Eagles safety Andrew Sendejo played for Minnesota from 2011 through 2018, including, yes, every Eagles fan’s favorite Sendejo moment, when LeGarrette Blount dragged him into the end zone on an 11-yard touchdown run during the Eagles’ 38-7 banishment of the Vikings in the NFC championship game.
This week Sendejo faces his old team, when the Eagles travel to U.S. Bank Stadium, site of their Super Bowl LII triumph. Player-facing-former-team stuff happens a lot in the NFL, and there is always discussion of what the player can tell his new coaches and teammates about what they can expect. Usually, this gets downplayed. On Tuesday, Eagles offensive coordinator Mike Groh seemed to lean the other way, at least a little, Groh maybe wanting to plant a little something for Vikings coach Mike Zimmer to worry about.
Asked if he’ll use Sendejo as a resource, Groh said: “No, we wouldn’t ask him anything,” and grinned broadly.
Seriously, dude, we have stories to write here.

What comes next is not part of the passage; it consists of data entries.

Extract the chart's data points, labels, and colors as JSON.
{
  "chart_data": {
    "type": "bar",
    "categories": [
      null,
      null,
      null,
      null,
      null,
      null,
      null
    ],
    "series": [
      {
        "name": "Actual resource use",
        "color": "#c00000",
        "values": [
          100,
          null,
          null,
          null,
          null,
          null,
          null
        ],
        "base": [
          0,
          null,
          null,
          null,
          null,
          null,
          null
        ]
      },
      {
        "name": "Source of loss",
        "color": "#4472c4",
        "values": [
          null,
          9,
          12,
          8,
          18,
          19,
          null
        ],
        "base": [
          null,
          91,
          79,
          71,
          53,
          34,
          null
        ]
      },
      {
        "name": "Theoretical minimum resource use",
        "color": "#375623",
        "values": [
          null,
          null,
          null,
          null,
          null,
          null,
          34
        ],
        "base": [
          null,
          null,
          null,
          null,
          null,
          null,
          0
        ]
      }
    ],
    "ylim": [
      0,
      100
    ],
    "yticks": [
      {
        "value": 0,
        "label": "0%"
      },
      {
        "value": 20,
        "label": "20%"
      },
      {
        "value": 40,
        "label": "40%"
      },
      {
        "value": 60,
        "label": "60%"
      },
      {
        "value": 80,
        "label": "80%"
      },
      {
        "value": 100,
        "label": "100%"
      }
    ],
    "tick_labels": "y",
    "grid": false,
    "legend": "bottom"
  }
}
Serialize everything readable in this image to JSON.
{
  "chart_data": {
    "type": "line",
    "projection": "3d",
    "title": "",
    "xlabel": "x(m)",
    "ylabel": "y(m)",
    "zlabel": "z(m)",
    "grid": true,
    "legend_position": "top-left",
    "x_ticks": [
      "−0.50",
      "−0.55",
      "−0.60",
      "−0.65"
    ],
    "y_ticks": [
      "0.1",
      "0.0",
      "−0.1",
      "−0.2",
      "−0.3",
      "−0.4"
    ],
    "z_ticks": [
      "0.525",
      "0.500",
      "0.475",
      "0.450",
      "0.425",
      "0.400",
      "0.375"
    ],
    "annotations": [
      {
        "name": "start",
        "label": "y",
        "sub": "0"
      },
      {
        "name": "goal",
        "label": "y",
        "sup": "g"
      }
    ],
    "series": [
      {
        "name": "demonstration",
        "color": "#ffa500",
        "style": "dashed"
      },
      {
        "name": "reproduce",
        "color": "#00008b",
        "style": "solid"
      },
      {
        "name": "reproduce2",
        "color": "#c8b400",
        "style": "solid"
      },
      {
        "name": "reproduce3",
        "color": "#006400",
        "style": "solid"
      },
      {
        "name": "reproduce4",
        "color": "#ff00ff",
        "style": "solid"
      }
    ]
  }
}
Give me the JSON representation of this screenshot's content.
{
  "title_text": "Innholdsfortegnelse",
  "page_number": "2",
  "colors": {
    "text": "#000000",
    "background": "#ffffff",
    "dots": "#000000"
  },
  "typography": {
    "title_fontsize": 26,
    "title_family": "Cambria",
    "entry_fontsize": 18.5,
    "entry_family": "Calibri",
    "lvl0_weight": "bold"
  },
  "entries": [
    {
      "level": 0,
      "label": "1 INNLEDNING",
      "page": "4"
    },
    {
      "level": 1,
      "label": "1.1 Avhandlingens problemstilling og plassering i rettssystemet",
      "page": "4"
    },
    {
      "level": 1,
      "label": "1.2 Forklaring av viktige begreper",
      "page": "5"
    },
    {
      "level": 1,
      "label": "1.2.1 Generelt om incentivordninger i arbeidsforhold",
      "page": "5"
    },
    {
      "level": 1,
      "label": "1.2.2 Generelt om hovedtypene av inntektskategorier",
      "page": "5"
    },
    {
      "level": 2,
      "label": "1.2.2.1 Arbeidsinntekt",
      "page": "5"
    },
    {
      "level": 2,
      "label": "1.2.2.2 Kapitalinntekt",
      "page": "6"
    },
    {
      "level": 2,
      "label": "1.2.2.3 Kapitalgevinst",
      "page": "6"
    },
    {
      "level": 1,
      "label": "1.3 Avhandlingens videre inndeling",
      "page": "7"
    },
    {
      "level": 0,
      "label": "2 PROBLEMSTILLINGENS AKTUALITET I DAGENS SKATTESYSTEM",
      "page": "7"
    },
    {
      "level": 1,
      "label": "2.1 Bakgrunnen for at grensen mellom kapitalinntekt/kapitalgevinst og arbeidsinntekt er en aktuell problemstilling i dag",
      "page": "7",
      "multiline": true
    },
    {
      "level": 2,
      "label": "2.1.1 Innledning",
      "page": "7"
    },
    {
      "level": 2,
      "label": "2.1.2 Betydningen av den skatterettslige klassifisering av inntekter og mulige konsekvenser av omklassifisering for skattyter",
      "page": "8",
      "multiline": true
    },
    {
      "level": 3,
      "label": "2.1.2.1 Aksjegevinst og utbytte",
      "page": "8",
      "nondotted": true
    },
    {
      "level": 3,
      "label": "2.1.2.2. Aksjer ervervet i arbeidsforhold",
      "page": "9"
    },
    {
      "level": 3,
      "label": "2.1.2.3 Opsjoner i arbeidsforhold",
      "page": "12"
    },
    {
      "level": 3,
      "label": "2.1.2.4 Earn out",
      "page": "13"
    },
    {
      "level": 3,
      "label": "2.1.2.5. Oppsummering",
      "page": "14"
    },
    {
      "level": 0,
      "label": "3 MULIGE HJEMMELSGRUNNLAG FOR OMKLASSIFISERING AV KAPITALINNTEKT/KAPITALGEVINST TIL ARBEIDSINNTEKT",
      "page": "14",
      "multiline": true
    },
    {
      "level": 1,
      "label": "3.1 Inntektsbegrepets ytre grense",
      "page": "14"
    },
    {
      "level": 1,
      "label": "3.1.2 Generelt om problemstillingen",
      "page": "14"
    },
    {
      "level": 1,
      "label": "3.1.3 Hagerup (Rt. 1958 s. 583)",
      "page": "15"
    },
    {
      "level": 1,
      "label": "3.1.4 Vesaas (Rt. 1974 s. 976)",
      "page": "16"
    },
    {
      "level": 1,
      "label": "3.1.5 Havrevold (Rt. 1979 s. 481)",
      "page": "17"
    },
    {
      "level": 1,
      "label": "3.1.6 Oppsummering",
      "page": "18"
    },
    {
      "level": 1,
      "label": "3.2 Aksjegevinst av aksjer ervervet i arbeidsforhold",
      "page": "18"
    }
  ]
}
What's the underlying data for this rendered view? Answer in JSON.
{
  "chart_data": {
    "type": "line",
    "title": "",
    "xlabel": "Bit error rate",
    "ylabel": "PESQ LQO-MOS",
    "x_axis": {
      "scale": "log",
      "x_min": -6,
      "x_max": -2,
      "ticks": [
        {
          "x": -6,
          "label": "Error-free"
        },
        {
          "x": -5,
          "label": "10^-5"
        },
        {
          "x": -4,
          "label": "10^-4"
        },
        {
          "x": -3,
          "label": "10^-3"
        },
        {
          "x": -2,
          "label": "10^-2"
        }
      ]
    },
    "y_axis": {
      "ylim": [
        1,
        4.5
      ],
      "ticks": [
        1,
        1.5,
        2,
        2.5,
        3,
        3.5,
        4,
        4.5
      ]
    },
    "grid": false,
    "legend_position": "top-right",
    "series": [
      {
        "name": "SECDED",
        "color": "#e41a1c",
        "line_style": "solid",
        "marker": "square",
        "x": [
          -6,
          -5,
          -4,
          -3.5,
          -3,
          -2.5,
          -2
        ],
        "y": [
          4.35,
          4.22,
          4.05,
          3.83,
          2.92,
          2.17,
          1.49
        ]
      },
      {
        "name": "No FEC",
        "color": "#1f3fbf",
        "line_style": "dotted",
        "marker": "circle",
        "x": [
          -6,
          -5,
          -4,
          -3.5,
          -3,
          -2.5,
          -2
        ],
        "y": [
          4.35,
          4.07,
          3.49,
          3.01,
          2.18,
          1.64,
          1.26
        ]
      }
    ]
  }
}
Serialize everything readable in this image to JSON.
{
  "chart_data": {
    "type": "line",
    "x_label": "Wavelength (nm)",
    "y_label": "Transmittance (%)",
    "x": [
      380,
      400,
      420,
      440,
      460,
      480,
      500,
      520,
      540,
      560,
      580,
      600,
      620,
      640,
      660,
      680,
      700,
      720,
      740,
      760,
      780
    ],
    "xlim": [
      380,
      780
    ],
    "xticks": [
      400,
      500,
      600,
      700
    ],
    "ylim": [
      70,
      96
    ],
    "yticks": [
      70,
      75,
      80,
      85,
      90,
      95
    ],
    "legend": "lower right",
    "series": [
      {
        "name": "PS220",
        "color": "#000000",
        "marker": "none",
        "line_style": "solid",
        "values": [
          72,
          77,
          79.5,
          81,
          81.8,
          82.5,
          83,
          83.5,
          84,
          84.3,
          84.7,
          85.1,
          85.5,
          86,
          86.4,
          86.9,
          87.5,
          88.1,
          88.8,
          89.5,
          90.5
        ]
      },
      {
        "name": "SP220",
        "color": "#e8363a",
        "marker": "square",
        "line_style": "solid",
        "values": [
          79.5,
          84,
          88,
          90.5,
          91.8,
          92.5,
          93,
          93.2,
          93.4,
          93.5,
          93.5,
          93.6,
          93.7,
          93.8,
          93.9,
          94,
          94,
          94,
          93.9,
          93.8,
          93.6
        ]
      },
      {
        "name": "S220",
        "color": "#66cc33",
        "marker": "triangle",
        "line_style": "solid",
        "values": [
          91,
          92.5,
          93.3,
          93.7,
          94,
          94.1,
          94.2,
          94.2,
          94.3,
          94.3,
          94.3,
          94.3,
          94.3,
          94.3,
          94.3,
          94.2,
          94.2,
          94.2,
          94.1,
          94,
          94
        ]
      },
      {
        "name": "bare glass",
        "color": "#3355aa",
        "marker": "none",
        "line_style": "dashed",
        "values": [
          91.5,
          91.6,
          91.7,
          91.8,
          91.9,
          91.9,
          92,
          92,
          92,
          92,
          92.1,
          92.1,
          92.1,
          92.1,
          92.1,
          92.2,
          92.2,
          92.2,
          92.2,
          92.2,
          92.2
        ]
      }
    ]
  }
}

“He was there a long time. He knows the calls,” Groh said. “He’s in our system now defensively, so it’s not as fresh to him, but there are some things here and there that he might remember.”
Cornerback Craig James made his first NFL start Sunday against the Jets and played 57 of 59 snaps. It was hard to tell exactly how well he played, given the Jets’ ineptitude, but Eagles defensive coordinator Jim Schwartz said he made strides.
“Had a tough start. Missed a tackle against Le’Veon Bell, which -- I don’t know, I mean, Le’Veon Bell is a tough matchup out there -- but missed a tackle, got a [defensive holding penalty], and you could tell that they were going to try to test him as much as they could, but he settled down after that,” Schwartz said.
"I think we talked in here a lot about that with corners, how you’re always on display and you can’t let a couple bad plays affect you. Well, he lived that on Sunday. He didn’t let a couple bad plays shake his confidence. He was there the rest of the time.
“I think he had a really nice coverage on [Jets wide receiver Jamison] Crowder. Limiting Crowder’s touches in this game was big for us. ... Tackled well in the run game. All things you want to see from a young player. I thought that was a big step from him.”